# Got a very bad Union machinists chest is it worth saving?



## Ebel440 (Nov 10, 2014)

I bought an old wooden union machinists chest over the weekend for the tools it had inside. If it was just the box I would have just skipped buying it because its so beat up. It has what looks like either insect damage or rot which made a hole about 6 inches across on the back panel. One of the drawers also got the same damage on the back where it touches the back panel. I didn't see any insects or anything or I wouldn't have brought it home. Overall the box is beat up pretty badly. I'm trying to figure out if there's a way to save it without risking bringing termites or something into my house.  The box would need a new back panel and the sliding front door is missing.
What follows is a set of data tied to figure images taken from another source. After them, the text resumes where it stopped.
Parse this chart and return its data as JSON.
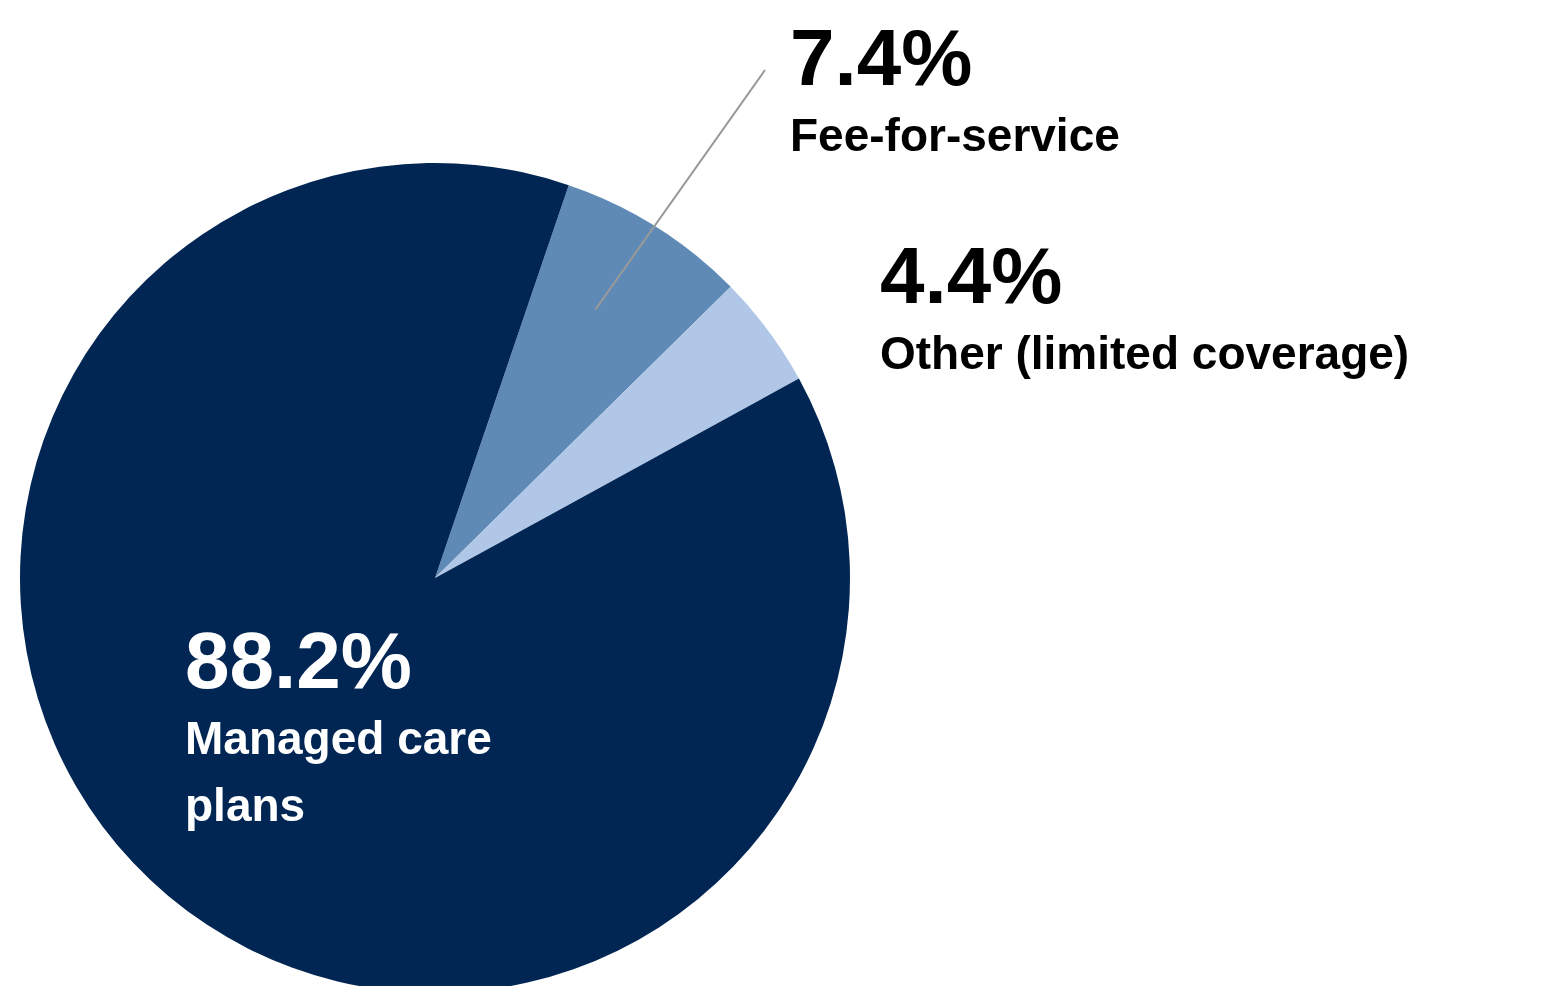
{
  "chart_data": {
    "type": "pie",
    "categories": [
      "Fee-for-service",
      "Other (limited coverage)",
      "Managed care plans"
    ],
    "values": [
      7.4,
      4.4,
      88.2
    ],
    "value_labels": [
      "7.4%",
      "4.4%",
      "88.2%"
    ],
    "colors": [
      "#5f8ab5",
      "#b0c7e8",
      "#012654"
    ]
  }
}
I already put it in my garbage can but pick up isn't till tomorrow. I would keep it if it wasn't for the possibility of bugs. Any suggestions on a safe way to save it? I hate to throw it away but it's better then the possibility of damaging other stuff by bringing it in


----------



## Holescreek (Nov 10, 2014)

Pics?  

The insects are probably long gone but you could always fumigate the box inside a closed plastic garbage bag for a few days if it would make you comfortable. I've only done some minor restoration on a few boxes, usually the leather covered ones. I see wood machinist boxes in really bad shape going for $50 in local antique shops so use that as a determination of value after all you'll have to put into it.


----------



## Ebel440 (Nov 10, 2014)

Thanks Ill try to put up some pictures tonight


----------



## WesPete66 (Nov 10, 2014)

Myself, I'd try to save it. Personally I like an older item that I've brought back. Or maybe offer it away for the cost of shipping it.. :whistle:


----------



## fastback (Nov 10, 2014)

I for one would like to see what we are talking about.  Most wooden boxes can be rebuilt if you take the time.  Looking forward to seeing some pictures.

Paul


----------



## Chucketn (Nov 10, 2014)

Ebel440, if you decide to not try to restore the box, I would really appreciate the chance to try. My wife and I used to refurb Steamer Trunks, plus I know a really good cabinet maker that could help me. PM me if you decide to part with it, please! 
Don't throw away a piece of history.


Chuck


----------



## Andre (Nov 10, 2014)

SAVE IT!

Backs on boxes are easily replaceable, of your worried about bugs spray it down with vinegar.


----------



## Tony Wells (Nov 11, 2014)

No matter how bad it is, the hardware is probably irreplaceable. Wood can be had, but not the metal pieces. If you don't want to mess with it, that's understandable, but save what you can, or let someone else have a go at it.


----------



## Ebel440 (Nov 11, 2014)

[SUP]don't worry I saved it. Not sure what ill do with it yet [/SUP]


----------



## Finster (Feb 20, 2016)

Since there are no pictures, I am just going off what you described. I would probably save the hardware and use the old box as a template to make a new one. Wood is wood unless you're talking 200 year old virgin wood. Seems like a fun little project.


----------



## middle.road (Feb 20, 2016)

As stated above - *save it*!
I've got two basket cases sitting downstairs awaiting attention. 
The one sitting on the table next to me was a swap meet score that was missing it's lid and was all beat to heck.
Wood is almost always repairable. On one of the others I had started patching the rot/soft spots with an epoxy fill that
I impregnated with brass shavings from turning projects. Looks kinda neat, well sort of. . .
The one shown below I rebuilt with only a router and hand tools 30 years ago. Now that I've got the machines and 
other tooling it is time that is elusive.


----------



## pebbleworm (Feb 20, 2016)

It was cool enough for you to drag home so there is potential.  It's worth keeping to someone, if not you.  Under the leatherette the wood is usually pretty nice when cleaned up.  I rebuilt a moldy, smelly Gerstner a couple of years ago and am glad I did.  It had been in a wet basement and had a lot of delamination of the plywood bottom.  Really not that hard to fix once you start thinking like a woodworker! My favorite refinishing book is "From Gunk to Glow" by George Grotz- cheap to find, entertaining to read and chock full of interesting tips and methods.


----------